Era uma vez no Brasil
Diários de Montes Claros :
Durante a semana da Dignidade no Centro Aquarela , a ida ao cinema foi um dos fantásticos eventos memoráveis organizados pela minha querida Rita La Otra e restantes companheiros de missão.
A ideia, pois, era transmitir a estas crianças, um pouco da dignidade que nunca tiveram: um autocarro só para eles, lugares individuais, bilhetes para cada um deles e uma sala de cinema à sua disposição.
Luxos que para nós são direitos adquiridos, aparentemente no Brasil são escassos fragmentos de uma efémera dignidade.
Assim escreveu a Rita:
" ( ... )Daí a dignidade. Terem a oportunidade não só de fazerem uma coisa que muitos não teriam nunca acesso, mas de o fazerem com toda a dignidade do mundo, sem terem de dividir cadeira com os não sei quantos irmãos. A Irmã Costanza (que chegou no princípio do mês para ficar como Coordenadora Pedagógica do Aquarela) comentou impressionada que nessa tarde, estava ela a caminho da missa, e viu o Claudinei a conduzir uma carroça cheia de ferro velho. Ele que de manhã foi criança como os outros, e à tarde estava a trabalhar para arranjar dinheiro para a família.

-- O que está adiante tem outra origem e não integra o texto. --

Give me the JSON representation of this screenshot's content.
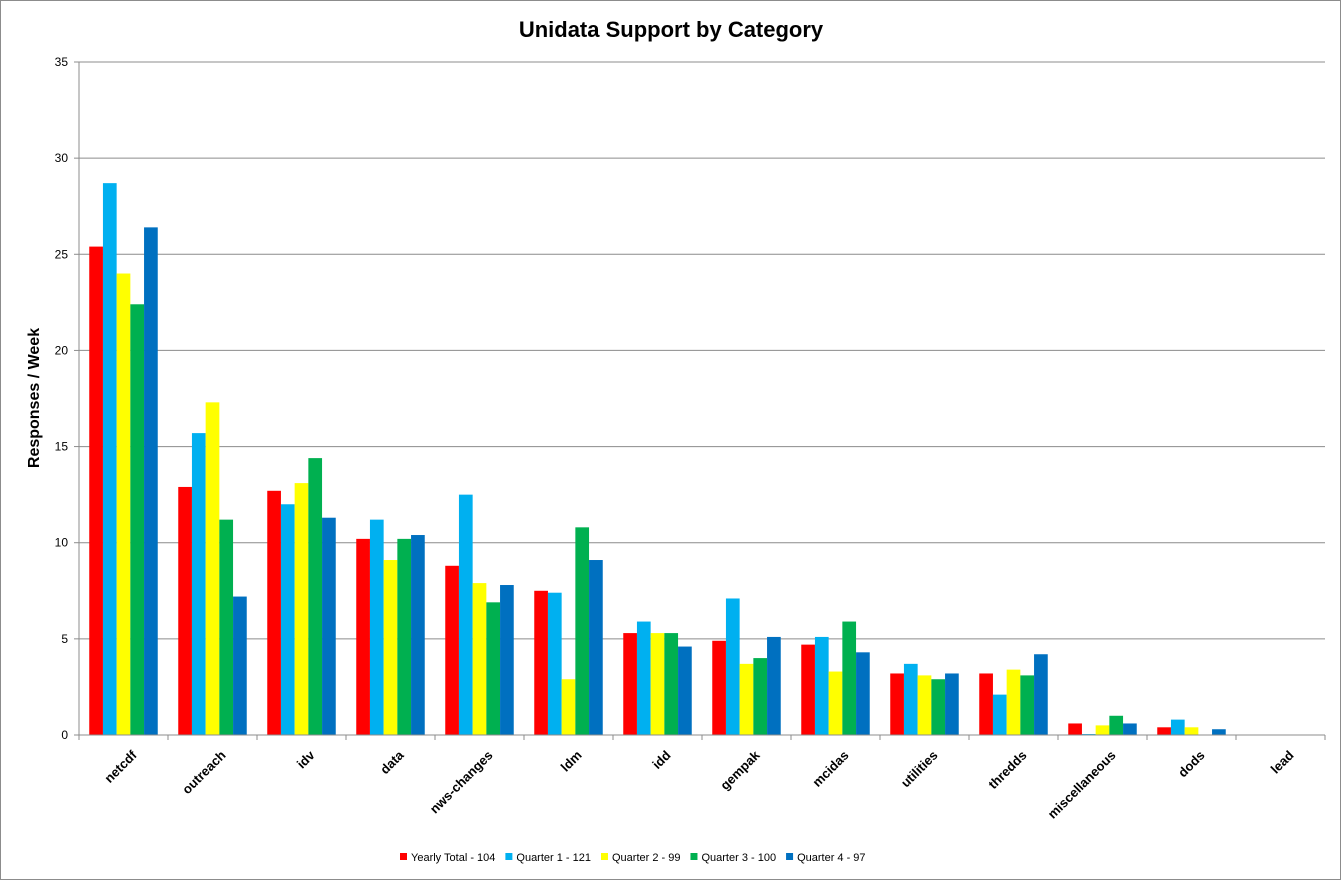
{
  "chart_data": {
    "type": "bar",
    "title": "Unidata Support by Category",
    "xlabel": "",
    "ylabel": "Responses / Week",
    "ylim": [
      0,
      35
    ],
    "yticks": [
      "0",
      "5",
      "10",
      "15",
      "20",
      "25",
      "30",
      "35"
    ],
    "grid": true,
    "legend_position": "bottom",
    "categories": [
      "netcdf",
      "outreach",
      "idv",
      "data",
      "nws-changes",
      "ldm",
      "idd",
      "gempak",
      "mcidas",
      "utilities",
      "thredds",
      "miscellaneous",
      "dods",
      "lead"
    ],
    "series": [
      {
        "name": "Yearly Total  - 104",
        "color": "#ff0000",
        "values": [
          25.4,
          12.9,
          12.7,
          10.2,
          8.8,
          7.5,
          5.3,
          4.9,
          4.7,
          3.2,
          3.2,
          0.6,
          0.4,
          0
        ]
      },
      {
        "name": "Quarter 1 - 121",
        "color": "#00b0f0",
        "values": [
          28.7,
          15.7,
          12.0,
          11.2,
          12.5,
          7.4,
          5.9,
          7.1,
          5.1,
          3.7,
          2.1,
          0.05,
          0.8,
          0
        ]
      },
      {
        "name": "Quarter 2 - 99",
        "color": "#ffff00",
        "values": [
          24.0,
          17.3,
          13.1,
          9.1,
          7.9,
          2.9,
          5.3,
          3.7,
          3.3,
          3.1,
          3.4,
          0.5,
          0.4,
          0
        ]
      },
      {
        "name": "Quarter 3 - 100",
        "color": "#00b050",
        "values": [
          22.4,
          11.2,
          14.4,
          10.2,
          6.9,
          10.8,
          5.3,
          4.0,
          5.9,
          2.9,
          3.1,
          1.0,
          0,
          0
        ]
      },
      {
        "name": "Quarter 4 - 97",
        "color": "#0070c0",
        "values": [
          26.4,
          7.2,
          11.3,
          10.4,
          7.8,
          9.1,
          4.6,
          5.1,
          4.3,
          3.2,
          4.2,
          0.6,
          0.3,
          0
        ]
      }
    ]
  }
}
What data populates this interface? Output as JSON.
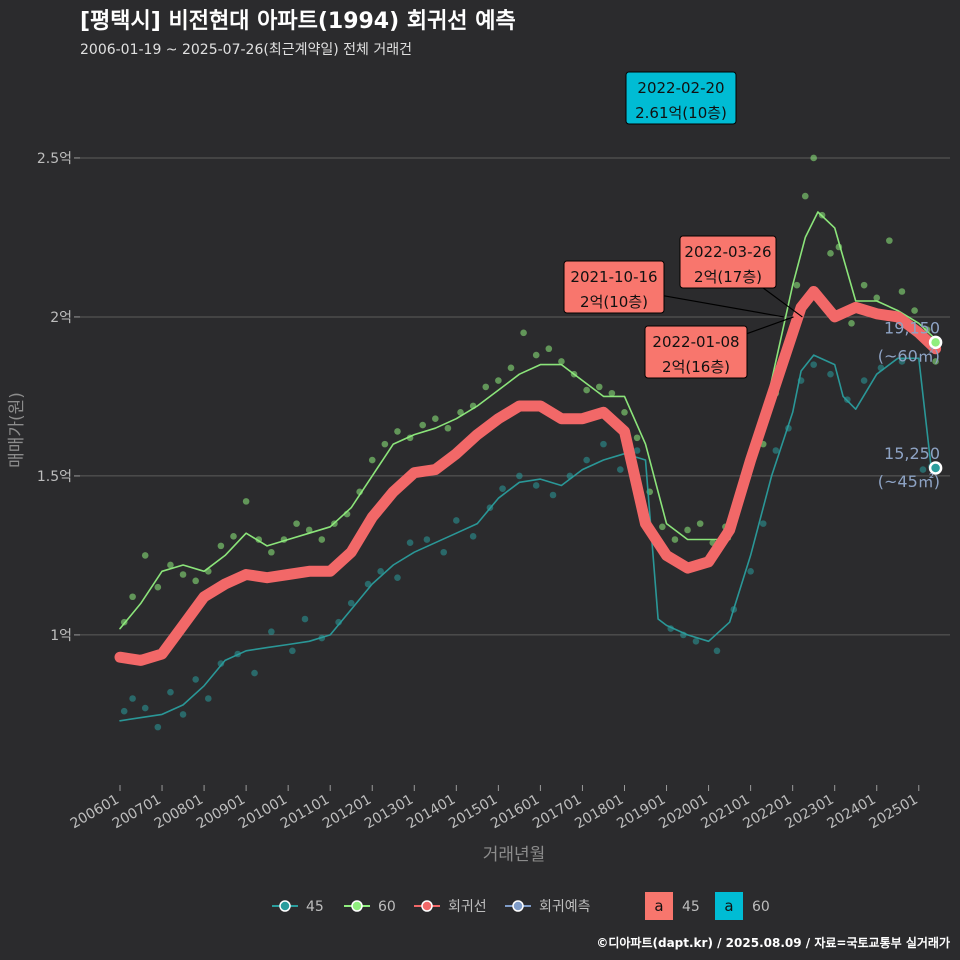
{
  "header": {
    "title": "[평택시] 비전현대 아파트(1994) 회귀선 예측",
    "subtitle": "2006-01-19 ~ 2025-07-26(최근계약일) 전체 거래건"
  },
  "caption": "©디아파트(dapt.kr) / 2025.08.09 / 자료=국토교통부 실거래가",
  "chart_data": {
    "type": "line",
    "xlabel": "거래년월",
    "ylabel": "매매가(원)",
    "x_range": [
      2006.0,
      2025.6
    ],
    "ylim": [
      0.55,
      2.72
    ],
    "x_ticks": [
      "200601",
      "200701",
      "200801",
      "200901",
      "201001",
      "201101",
      "201201",
      "201301",
      "201401",
      "201501",
      "201601",
      "201701",
      "201801",
      "201901",
      "202001",
      "202101",
      "202201",
      "202301",
      "202401",
      "202501"
    ],
    "y_ticks": [
      {
        "value": 1.0,
        "label": "1억"
      },
      {
        "value": 1.5,
        "label": "1.5억"
      },
      {
        "value": 2.0,
        "label": "2억"
      },
      {
        "value": 2.5,
        "label": "2.5억"
      }
    ],
    "grid": "horizontal",
    "legend_position": "bottom",
    "colors": {
      "s45": "#2a9d9d",
      "s60": "#90ee7e",
      "regression": "#f26868",
      "forecast": "#7f9cc8",
      "label45": "#00bcd4",
      "label60": "#f8766d"
    },
    "series": [
      {
        "name": "45",
        "color": "#2a9d9d",
        "x": [
          2006.0,
          2006.5,
          2007.0,
          2007.5,
          2008.0,
          2008.5,
          2009.0,
          2009.5,
          2010.0,
          2010.5,
          2011.0,
          2011.5,
          2012.0,
          2012.5,
          2013.0,
          2013.5,
          2014.0,
          2014.5,
          2015.0,
          2015.5,
          2016.0,
          2016.5,
          2017.0,
          2017.5,
          2018.0,
          2018.5,
          2018.8,
          2019.0,
          2019.5,
          2020.0,
          2020.5,
          2021.0,
          2021.5,
          2022.0,
          2022.2,
          2022.5,
          2023.0,
          2023.2,
          2023.5,
          2024.0,
          2024.5,
          2025.0,
          2025.3
        ],
        "y": [
          0.73,
          0.74,
          0.75,
          0.78,
          0.84,
          0.92,
          0.95,
          0.96,
          0.97,
          0.98,
          1.0,
          1.08,
          1.16,
          1.22,
          1.26,
          1.29,
          1.32,
          1.35,
          1.43,
          1.48,
          1.49,
          1.47,
          1.52,
          1.55,
          1.57,
          1.55,
          1.05,
          1.03,
          1.0,
          0.98,
          1.04,
          1.25,
          1.5,
          1.7,
          1.83,
          1.88,
          1.85,
          1.75,
          1.71,
          1.82,
          1.87,
          1.87,
          1.52
        ]
      },
      {
        "name": "60",
        "color": "#90ee7e",
        "x": [
          2006.0,
          2006.5,
          2007.0,
          2007.5,
          2008.0,
          2008.5,
          2009.0,
          2009.5,
          2010.0,
          2010.5,
          2011.0,
          2011.5,
          2012.0,
          2012.5,
          2013.0,
          2013.5,
          2014.0,
          2014.5,
          2015.0,
          2015.5,
          2016.0,
          2016.5,
          2017.0,
          2017.5,
          2018.0,
          2018.5,
          2019.0,
          2019.5,
          2020.0,
          2020.5,
          2021.0,
          2021.5,
          2022.0,
          2022.3,
          2022.6,
          2023.0,
          2023.5,
          2024.0,
          2024.5,
          2025.0,
          2025.4
        ],
        "y": [
          1.02,
          1.1,
          1.2,
          1.22,
          1.2,
          1.25,
          1.32,
          1.28,
          1.3,
          1.32,
          1.34,
          1.4,
          1.5,
          1.6,
          1.63,
          1.65,
          1.68,
          1.72,
          1.77,
          1.82,
          1.85,
          1.85,
          1.8,
          1.75,
          1.75,
          1.6,
          1.35,
          1.3,
          1.3,
          1.3,
          1.5,
          1.8,
          2.1,
          2.25,
          2.33,
          2.28,
          2.05,
          2.05,
          2.02,
          1.98,
          1.93
        ]
      },
      {
        "name": "회귀선",
        "color": "#f26868",
        "x": [
          2006.0,
          2006.5,
          2007.0,
          2007.5,
          2008.0,
          2008.5,
          2009.0,
          2009.5,
          2010.0,
          2010.5,
          2011.0,
          2011.5,
          2012.0,
          2012.5,
          2013.0,
          2013.5,
          2014.0,
          2014.5,
          2015.0,
          2015.5,
          2016.0,
          2016.5,
          2017.0,
          2017.5,
          2018.0,
          2018.5,
          2019.0,
          2019.5,
          2020.0,
          2020.5,
          2021.0,
          2021.5,
          2022.0,
          2022.2,
          2022.5,
          2023.0,
          2023.5,
          2024.0,
          2024.5,
          2025.0,
          2025.4
        ],
        "y": [
          0.93,
          0.92,
          0.94,
          1.03,
          1.12,
          1.16,
          1.19,
          1.18,
          1.19,
          1.2,
          1.2,
          1.26,
          1.37,
          1.45,
          1.51,
          1.52,
          1.57,
          1.63,
          1.68,
          1.72,
          1.72,
          1.68,
          1.68,
          1.7,
          1.64,
          1.35,
          1.25,
          1.21,
          1.23,
          1.33,
          1.55,
          1.75,
          1.95,
          2.03,
          2.08,
          2.0,
          2.03,
          2.01,
          2.0,
          1.95,
          1.9
        ]
      },
      {
        "name": "회귀예측",
        "color": "#7f9cc8",
        "x": [],
        "y": []
      }
    ],
    "scatter_points": {
      "45": [
        [
          2006.1,
          0.76
        ],
        [
          2006.3,
          0.8
        ],
        [
          2006.6,
          0.77
        ],
        [
          2006.9,
          0.71
        ],
        [
          2007.2,
          0.82
        ],
        [
          2007.5,
          0.75
        ],
        [
          2007.8,
          0.86
        ],
        [
          2008.1,
          0.8
        ],
        [
          2008.4,
          0.91
        ],
        [
          2008.8,
          0.94
        ],
        [
          2009.2,
          0.88
        ],
        [
          2009.6,
          1.01
        ],
        [
          2010.1,
          0.95
        ],
        [
          2010.4,
          1.05
        ],
        [
          2010.8,
          0.99
        ],
        [
          2011.2,
          1.04
        ],
        [
          2011.5,
          1.1
        ],
        [
          2011.9,
          1.16
        ],
        [
          2012.2,
          1.2
        ],
        [
          2012.6,
          1.18
        ],
        [
          2012.9,
          1.29
        ],
        [
          2013.3,
          1.3
        ],
        [
          2013.7,
          1.26
        ],
        [
          2014.0,
          1.36
        ],
        [
          2014.4,
          1.31
        ],
        [
          2014.8,
          1.4
        ],
        [
          2015.1,
          1.46
        ],
        [
          2015.5,
          1.5
        ],
        [
          2015.9,
          1.47
        ],
        [
          2016.3,
          1.44
        ],
        [
          2016.7,
          1.5
        ],
        [
          2017.1,
          1.55
        ],
        [
          2017.5,
          1.6
        ],
        [
          2017.9,
          1.52
        ],
        [
          2018.3,
          1.58
        ],
        [
          2019.1,
          1.02
        ],
        [
          2019.4,
          1.0
        ],
        [
          2019.7,
          0.98
        ],
        [
          2020.2,
          0.95
        ],
        [
          2020.6,
          1.08
        ],
        [
          2021.0,
          1.2
        ],
        [
          2021.3,
          1.35
        ],
        [
          2021.6,
          1.58
        ],
        [
          2021.9,
          1.65
        ],
        [
          2022.2,
          1.8
        ],
        [
          2022.5,
          1.85
        ],
        [
          2022.9,
          1.82
        ],
        [
          2023.3,
          1.74
        ],
        [
          2023.7,
          1.8
        ],
        [
          2024.1,
          1.84
        ],
        [
          2024.6,
          1.86
        ],
        [
          2025.1,
          1.52
        ],
        [
          2025.3,
          1.53
        ]
      ],
      "60": [
        [
          2006.1,
          1.04
        ],
        [
          2006.3,
          1.12
        ],
        [
          2006.6,
          1.25
        ],
        [
          2006.9,
          1.15
        ],
        [
          2007.2,
          1.22
        ],
        [
          2007.5,
          1.19
        ],
        [
          2007.8,
          1.17
        ],
        [
          2008.1,
          1.2
        ],
        [
          2008.4,
          1.28
        ],
        [
          2008.7,
          1.31
        ],
        [
          2009.0,
          1.42
        ],
        [
          2009.3,
          1.3
        ],
        [
          2009.6,
          1.26
        ],
        [
          2009.9,
          1.3
        ],
        [
          2010.2,
          1.35
        ],
        [
          2010.5,
          1.33
        ],
        [
          2010.8,
          1.3
        ],
        [
          2011.1,
          1.35
        ],
        [
          2011.4,
          1.38
        ],
        [
          2011.7,
          1.45
        ],
        [
          2012.0,
          1.55
        ],
        [
          2012.3,
          1.6
        ],
        [
          2012.6,
          1.64
        ],
        [
          2012.9,
          1.62
        ],
        [
          2013.2,
          1.66
        ],
        [
          2013.5,
          1.68
        ],
        [
          2013.8,
          1.65
        ],
        [
          2014.1,
          1.7
        ],
        [
          2014.4,
          1.72
        ],
        [
          2014.7,
          1.78
        ],
        [
          2015.0,
          1.8
        ],
        [
          2015.3,
          1.84
        ],
        [
          2015.6,
          1.95
        ],
        [
          2015.9,
          1.88
        ],
        [
          2016.2,
          1.9
        ],
        [
          2016.5,
          1.86
        ],
        [
          2016.8,
          1.82
        ],
        [
          2017.1,
          1.77
        ],
        [
          2017.4,
          1.78
        ],
        [
          2017.7,
          1.76
        ],
        [
          2018.0,
          1.7
        ],
        [
          2018.3,
          1.62
        ],
        [
          2018.6,
          1.45
        ],
        [
          2018.9,
          1.34
        ],
        [
          2019.2,
          1.3
        ],
        [
          2019.5,
          1.33
        ],
        [
          2019.8,
          1.35
        ],
        [
          2020.1,
          1.29
        ],
        [
          2020.4,
          1.34
        ],
        [
          2020.7,
          1.42
        ],
        [
          2021.0,
          1.55
        ],
        [
          2021.3,
          1.6
        ],
        [
          2021.6,
          1.76
        ],
        [
          2021.9,
          1.92
        ],
        [
          2022.1,
          2.1
        ],
        [
          2022.3,
          2.38
        ],
        [
          2022.5,
          2.5
        ],
        [
          2022.7,
          2.32
        ],
        [
          2022.9,
          2.2
        ],
        [
          2023.1,
          2.22
        ],
        [
          2023.4,
          1.98
        ],
        [
          2023.7,
          2.1
        ],
        [
          2024.0,
          2.06
        ],
        [
          2024.3,
          2.24
        ],
        [
          2024.6,
          2.08
        ],
        [
          2024.9,
          2.02
        ],
        [
          2025.2,
          1.96
        ],
        [
          2025.4,
          1.86
        ]
      ]
    },
    "annotations": [
      {
        "date": "2022-02-20",
        "price": "2.61억(10층)",
        "series": "60",
        "x": 2022.14,
        "y": 2.61
      },
      {
        "date": "2022-03-26",
        "price": "2억(17층)",
        "series": "45",
        "x": 2022.23,
        "y": 2.0
      },
      {
        "date": "2021-10-16",
        "price": "2억(10층)",
        "series": "45",
        "x": 2021.79,
        "y": 2.0
      },
      {
        "date": "2022-01-08",
        "price": "2억(16층)",
        "series": "45",
        "x": 2022.02,
        "y": 2.0
      }
    ],
    "end_labels": [
      {
        "value": "19,150",
        "area": "(~60㎡)",
        "color": "#90ee7e",
        "x": 2025.4,
        "y": 1.92
      },
      {
        "value": "15,250",
        "area": "(~45㎡)",
        "color": "#2a9d9d",
        "x": 2025.4,
        "y": 1.525
      }
    ],
    "legend": {
      "items": [
        {
          "label": "45",
          "color": "#2a9d9d"
        },
        {
          "label": "60",
          "color": "#90ee7e"
        },
        {
          "label": "회귀선",
          "color": "#f26868"
        },
        {
          "label": "회귀예측",
          "color": "#7f9cc8"
        }
      ],
      "label_items": [
        {
          "glyph": "a",
          "label": "45",
          "color": "#f8766d"
        },
        {
          "glyph": "a",
          "label": "60",
          "color": "#00bcd4"
        }
      ]
    }
  }
}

O que nos deixa a nós sem grande reacção. Sem sabermos como agir, o que fazer. Como poderemos sequer imaginar o que passa nas cabeças destas crianças que são obrigadas a serem adultos sem sequer terem tido a oportunidade de serem crianças, e sem terem escolhas? Há casos que simplesmente nos deixam impotentes, e parecem verdadeiramente becos em saída. O que fazer com uma Cleidiane que viu a polícia ir a sua casa e levar o irmão de 4 anos (por ter apanhado da mãe), e nunca mais ter sabido nada dele (porque a mãe acha que não lhe vão restituir a guarda do filho, portanto nem vai ao Conselho Tutelar, que é onde ele hoje está)? Ou com um Juscelino de 9 anos que passa o dia fora de casa, deambulando por bares e pelos bairros, e cuja mãe simplesmente nunca sabe dele? Se denunciamos os casos ao Conselho Tutelar (entidade encarregue de assegurar que se mantenham os direitos das crianças e dos adolescentes), em último caso, as crianças até poderão ser retiradas provisoriamente da famílias, mas estas terão que provar que estão aptas para educar a criança. Se acontece o mesmo que aconteceu ao irmão da Cleidiane, as crianças são, em última instância, encaminhadas para um lar, que apesar de lhes dar certos direitos e regalias nunca é melhor do que viver com uma verdadeira família, de preferência a sua. Por outras palavras, (as da Zézinha!) por muito má que seja a família, raramente é pior do que um lar."